Lukewarm things neither shock with their coldness nor with their heat. They create no reaction. Brethren, brethren, I beg of you, I beg of you, ask God for an eye to perceive this horrible enemy within the walls of Zion: this Laodicean spirit that manifests itself in a smug self-contentedness and an ignorance of one’s true state. “And knowest not that thou art wretched and miserable and poor and blind and naked.”

Someone says, can that be said of a true believer?

Verse 18, “I counsel thee to buy of Me gold refined by the fire.” Verse 19, “As many as I love I reprove and chasten.” This is Jesus speaking to His own people; and I plead with you, my brethren, that with passion and earnestness and at whatever cost to your own personal reviving and quickening, be a true watchman, crying out to your people with respect to the evils of a Laodicean spirit.

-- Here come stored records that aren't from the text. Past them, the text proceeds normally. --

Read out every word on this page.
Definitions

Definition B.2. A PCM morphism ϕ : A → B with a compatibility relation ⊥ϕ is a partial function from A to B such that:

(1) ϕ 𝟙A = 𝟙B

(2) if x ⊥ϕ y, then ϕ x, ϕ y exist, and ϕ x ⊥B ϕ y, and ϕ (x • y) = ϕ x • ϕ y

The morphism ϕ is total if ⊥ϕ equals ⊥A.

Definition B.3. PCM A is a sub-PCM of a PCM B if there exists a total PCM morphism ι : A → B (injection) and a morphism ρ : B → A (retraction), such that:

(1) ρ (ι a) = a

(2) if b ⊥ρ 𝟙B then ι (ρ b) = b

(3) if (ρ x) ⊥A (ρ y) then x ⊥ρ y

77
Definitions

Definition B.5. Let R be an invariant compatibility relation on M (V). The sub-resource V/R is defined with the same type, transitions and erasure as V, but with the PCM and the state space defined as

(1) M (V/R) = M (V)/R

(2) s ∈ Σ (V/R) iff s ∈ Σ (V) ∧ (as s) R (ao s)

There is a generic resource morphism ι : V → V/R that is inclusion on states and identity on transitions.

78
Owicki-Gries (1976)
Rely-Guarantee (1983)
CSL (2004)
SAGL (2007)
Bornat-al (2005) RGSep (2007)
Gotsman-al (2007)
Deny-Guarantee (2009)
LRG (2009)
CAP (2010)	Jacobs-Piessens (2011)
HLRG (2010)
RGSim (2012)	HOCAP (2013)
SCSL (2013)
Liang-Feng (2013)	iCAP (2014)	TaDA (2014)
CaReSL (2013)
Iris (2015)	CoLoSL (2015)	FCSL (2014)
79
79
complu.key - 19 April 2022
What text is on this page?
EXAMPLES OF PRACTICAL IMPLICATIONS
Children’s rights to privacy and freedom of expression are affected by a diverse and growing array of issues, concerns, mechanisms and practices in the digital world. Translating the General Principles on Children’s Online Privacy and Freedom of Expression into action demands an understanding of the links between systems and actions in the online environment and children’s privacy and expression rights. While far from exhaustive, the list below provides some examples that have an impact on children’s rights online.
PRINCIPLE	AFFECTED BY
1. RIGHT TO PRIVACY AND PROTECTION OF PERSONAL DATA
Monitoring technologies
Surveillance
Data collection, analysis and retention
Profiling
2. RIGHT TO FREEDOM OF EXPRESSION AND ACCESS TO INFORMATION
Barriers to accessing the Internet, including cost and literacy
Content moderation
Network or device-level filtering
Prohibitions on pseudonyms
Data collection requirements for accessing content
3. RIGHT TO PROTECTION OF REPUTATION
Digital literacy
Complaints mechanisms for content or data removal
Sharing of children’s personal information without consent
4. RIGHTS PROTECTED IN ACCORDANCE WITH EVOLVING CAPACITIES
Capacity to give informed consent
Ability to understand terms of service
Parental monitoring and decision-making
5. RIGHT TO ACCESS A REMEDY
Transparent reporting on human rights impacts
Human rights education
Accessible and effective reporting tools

In conclusion, let me say, I am not pontificating and saying you must, if you’re going to be a faithful pastor functioning in due proportion as a watchman, bring a series of messages on all ten things that I’ve addressed. I’m not saying that. I have no right to say it. I have no desire to say it. I haven’t said it.

Whatever your method may be, in whatever way you and your fellow overseers judge to be in the best interest of the well being of your flock in all of its peculiar needs, surely, brethren, over the course of the coming months and several years, unless God is pleased to do something unusual in mercy or in judgment, these evils will continue to threaten Zion’s well-being as they come from the world, and threaten her health and usefulness as they come from within her own ranks, and may it not be said of us—this is my final text—Isaiah chapter 56. May it not be said of us, oh my fellow watchmen.

Isaiah 56, verse 10, “His watchmen are blind.”

Think of it, a man up on the wall, placed there by his fellow citizens for their safety and security, and he peers out to the horizon with sightless eyes. What imagery! “His watchmen are blind; they are all without knowledge.” They have no discernment. They can’t tell an enemy from a friend, and then God descends to insulting imagery. “They are all dumb dogs that cannot bark.” You plunked out five hundred dollars for a purebred German Shepherd whose roar ought to make the rafters shake when a burglar comes near the house, and all he does is sit there and lick the back of his hand. He doesn’t even bark! He says this of the watchmen. “His watchmen are blind; they’re without knowledge; dumb dogs; they cannot bark, dreaming, lying down, loving to slumber.

May God grant that not one of those characteristics will be true of us, but may we be His watchmen who see with Spirit-wrought, twenty-fifteen vision, who have discernment and knowledge hammered out upon the anvil of the Word of God and close dealings with God in the theater of our own hearts, that whatever else is true of us in all the rough edges and all of the things about our preaching and pastoral work that cause us shame—may we at least be able to say, “I’m a dog that can bark in the presence of a burglar.”

Whatever else we can say, we say, “Oh God, at least I don’t day dream sitting on the wall, taking siestas every other hour on the hour, loving to slumber. Oh God, I’m seeking to keep my spiritual eyes free of the grit and the dust of this world, and I’m seeking, oh God to keep my mind honed by my Bible daily feeding on the Book, that my moral discernment might be kept keen in an age of abounding wickedness. Oh Lord, I wait upon You for moral courage that when I see an enemy I’ll bark! My bark may be unrefined and rough, but the person delivered by my bark will never fault me for the quality of the bark. They’ll bless me for the deliverance that it wrought.

My dear brethren, in the name of our blessed Lord Jesus may we be faithful watchmen to the house of Israel to the glory of God, and to the good of our people.